Je ne vais pas gâcher la fin du livre, alors je vous dévoilerai seulement ceci: le point culminant est vraiment satisfaisant. Bien que j’aie pu deviner l’un des multiples rebondissements, je n’ai pas pu prédire exactement le dénouement, prouvant qu’il s’agit effectivement d’un bon roman policier.

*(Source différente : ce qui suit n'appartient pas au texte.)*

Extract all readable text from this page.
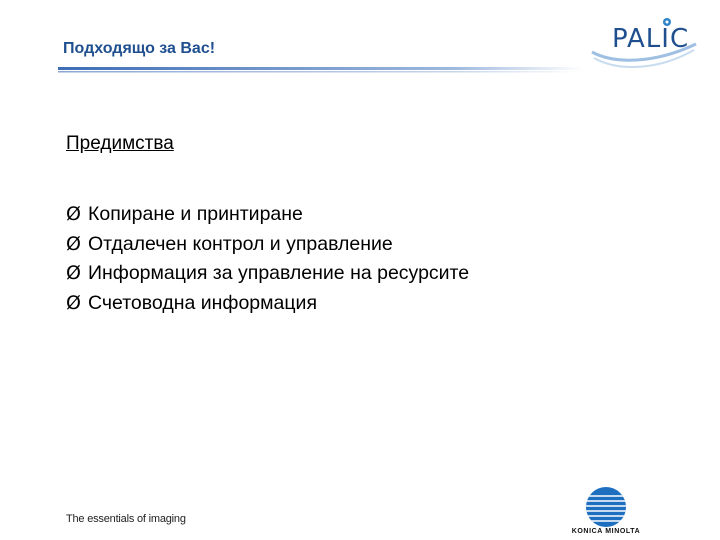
Подходящо за Вас!	PALIC
Предимства
Ø Копиране и принтиране
Ø Отдалечен контрол и управление
Ø Информация за управление на ресурсите
Ø Счетоводна информация
The essentials of imaging
KONICA MINOLTA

The Wizard’s Brew est un premier roman époustouflant qui a su s’intégrer parfaitement dans le sous-genre mystère de la fantasy urbaine. Le monde créé par Reed peint une vision unique des vieux mythes. Le livre est rapide et bien tracé; les rares moments statiques ont servi à développer les personnages, ce que j’ai grandement apprécié. Je garderai certainement un œil sur Jordan Reed. J’adorerais lire plus de livres dans cette série, surtout si Zane et Alyssa deviennent des partenaires pour les crimes futurs.